A critic should be there that first night of casting--watching the director explain passages of the play to be read at the audition, watching the stage manager and assistant producer reading over the casting questionnaires filled out by the nervous, necessarily unprofessional actors, above all watching a director trying desperately to delineate the good first time readings of bad actors from the bad first time readings of good ones. A critic ought to come to call backs--those last night sessions in which directors split hairs trying to choose actors for leading roles on the basis of second, only slightly more polished readings. And then a critic ought to sit in on late night decisions as two or three people (generally devoid of total recall) wade through upwards of two hundred applicants in search of a cast.
That same critic should learn, too, how each of the designers and technicians proceeds up to this point. The set designer, constrained by monetary, artistic, and practical problems while attempting to give working drawings or models of the finished product to his technical director. The lighting designer faced with obstacles many of which must remain unknown until he or she sees the set, talks with the director, and fully knows the show from light cue to light cue. And of course, the good critic will spend time with those unsung heroes--the techies--those premed and pre-law students who devote hours to painting, hanging, hammering, and creating what the critic will see on opening night.

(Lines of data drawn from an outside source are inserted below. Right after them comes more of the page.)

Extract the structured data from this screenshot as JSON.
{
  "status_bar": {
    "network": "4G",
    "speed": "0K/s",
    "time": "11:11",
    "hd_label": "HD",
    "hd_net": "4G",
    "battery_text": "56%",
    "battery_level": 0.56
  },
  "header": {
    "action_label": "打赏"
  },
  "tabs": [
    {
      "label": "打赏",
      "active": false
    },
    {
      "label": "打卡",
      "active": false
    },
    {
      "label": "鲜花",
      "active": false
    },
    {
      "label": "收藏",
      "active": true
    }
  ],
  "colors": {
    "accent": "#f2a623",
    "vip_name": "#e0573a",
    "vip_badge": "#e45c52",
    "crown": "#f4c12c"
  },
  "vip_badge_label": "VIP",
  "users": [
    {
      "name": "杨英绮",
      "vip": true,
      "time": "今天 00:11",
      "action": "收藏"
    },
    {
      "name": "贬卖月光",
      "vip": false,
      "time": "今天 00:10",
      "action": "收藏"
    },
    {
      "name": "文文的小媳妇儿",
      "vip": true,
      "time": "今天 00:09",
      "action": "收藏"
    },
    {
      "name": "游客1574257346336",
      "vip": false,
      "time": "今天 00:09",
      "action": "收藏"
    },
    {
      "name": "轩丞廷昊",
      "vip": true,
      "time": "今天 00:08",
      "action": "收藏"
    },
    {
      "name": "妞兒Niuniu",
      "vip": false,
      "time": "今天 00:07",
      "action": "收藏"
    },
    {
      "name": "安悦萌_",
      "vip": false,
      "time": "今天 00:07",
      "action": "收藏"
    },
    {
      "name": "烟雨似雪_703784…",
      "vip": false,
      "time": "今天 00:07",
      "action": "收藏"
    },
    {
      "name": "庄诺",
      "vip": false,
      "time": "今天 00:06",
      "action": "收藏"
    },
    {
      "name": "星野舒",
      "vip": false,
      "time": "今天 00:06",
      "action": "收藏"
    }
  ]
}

The critic ought to see the producer and production staff putting it all together; ought to see the scheduling problems of doing a musical in the Loeb, or those of selecting a new script for the Hasty Pudding show, or of converting a dining hall into a theater and reconverting it after each night's performance. A reviewer needs to see these things, not to encourage a more lax critical standard (theater people are generally among the most demanding play-goers at Harvard), but to encourage a better, different standard. If The Crimson wants to rescue its reputation for the fires of thespian damnation, maybe its editors should give reviewers some on the job training. Who knows? It certainly couldn't hurt.
Bill Kuntz '72 is a former undergraduate producer whose credits include The Most Happy Fella, She Loves Me, Arsenic and Old Lace, Funny Girl, Subject to Fits, and Rosencranz and Guildenstern are Dead.